Not everything in Refn's script gels, however, leading to scenes that either go too far (some of the symbolism is fairly heavy-handed) or simply make no sense beyond gratuitous shock value (Julian mutilates a character's dead body in a completely baffling moment). Suffice it to say, Refn's style denies a strong human element, meaning emotional investment is impossible. Only God Forgives doesn't engage on a profound level, but that doesn't mean it's shallow; on the contrary, the thoughtfulness and deliberateness of its composition is stunning. It's David Lynch-esque in its construction, with Refn embracing abstract tendencies, blurring the line between reality and fantasy in sequences that explore the emptiness of Julian's soul. A great deal of patience is required to sit through Only God Forgives, particularly whenever Refn's camera returns to a karaoke bar to observe Chang pouring his heart out through singing.
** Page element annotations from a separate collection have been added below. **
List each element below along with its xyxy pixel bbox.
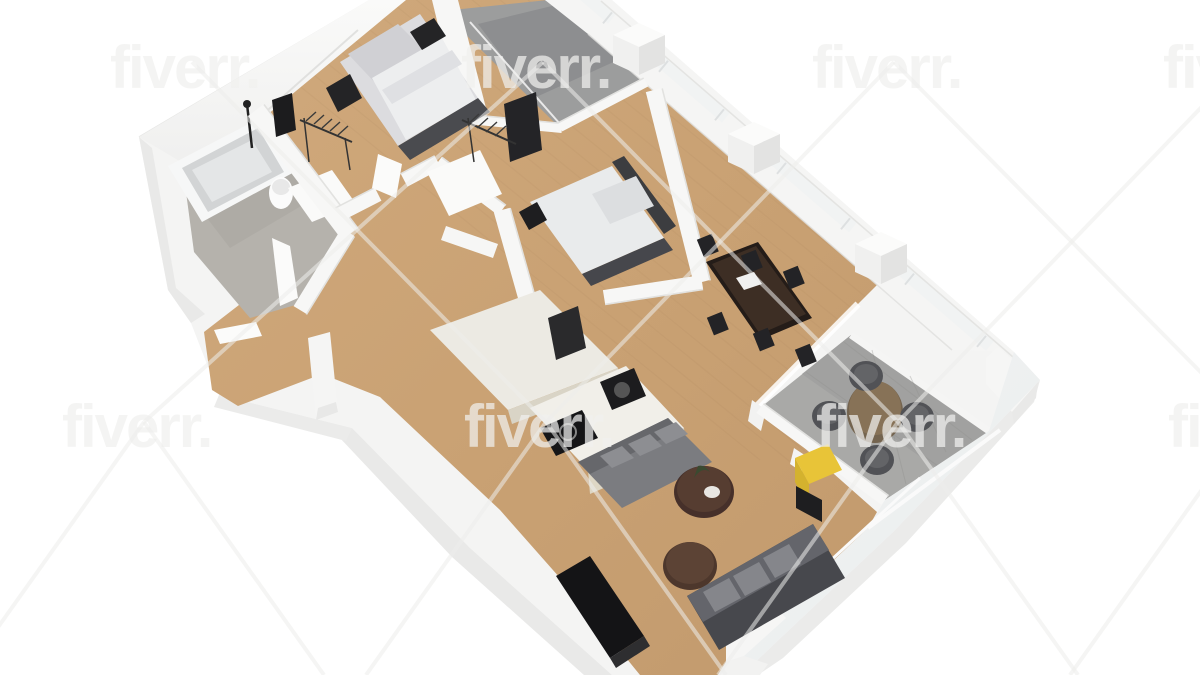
svg-text:fiverr.: fiverr. (110, 34, 259, 101)
svg-text:fiverr.: fiverr. (62, 393, 211, 460)
svg-text:fiverr.: fiverr. (1168, 393, 1200, 460)
svg-text:fiverr.: fiverr. (816, 393, 965, 460)
svg-text:fiverr.: fiverr. (1163, 34, 1200, 101)
svg-text:fiverr.: fiverr. (464, 393, 613, 460)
Such moments did elicit a few laughs in my screening, but I found the scenes almost unbearably poignant, especially with the knowledge that karaoke singing is a significant aspect of Thai culture.

Gosling may be perceived as the star here, but he's very understated, delivering maybe twenty lines of dialogue throughout the movie's runtime. It's a near-mute performance of nuanced stares, and it's astonishing to see how much emotion he can convey without uttering a word. Gosling doesn't just rehash his Drive persona, though, instead creating a distinct new character for Julian. Equally good is Thomas, who's the complete opposite of Gosling, dispersing vulgar dialogue and never baulking from speaking her mind. She's certainly broad, but it works, as she adds spunk to what's otherwise a wordless staring contest. Even better, though, is newcomer Vithaya Pansringarm, who's absolute dynamite as Chang. He's such an unexpectedly interesting character; one moment he's committing indescribable acts of violence, and the next he's showing his delicate side. Pansringarm is a powerhouse, and it's his haunting performance that will stick with you the most. Also deserving of praise is the beautiful Yayaying Rhatha Phongam, who keeps pace with Gosling and shares several memorable scenes with him.

Only God Forgives is another superb feather in Refn's cinematic cap; an avant-garde experiment in strange beauty and harrowing horror concerned with existential questions and the mysticism of Asia. At a scant 90 minutes, it manages to get in and out without feeling agonisingly protracted or overlong. You'll either love Only God Forgives or despise it; there's not much of a middle ground. Some viewers will go along for the ride, while others will ridicule the movie as pointless and uneventful. Do not even consider watching it unless you're prepared to keep your mind open and allow Refn's surreal cinematic spell to wash over the screen.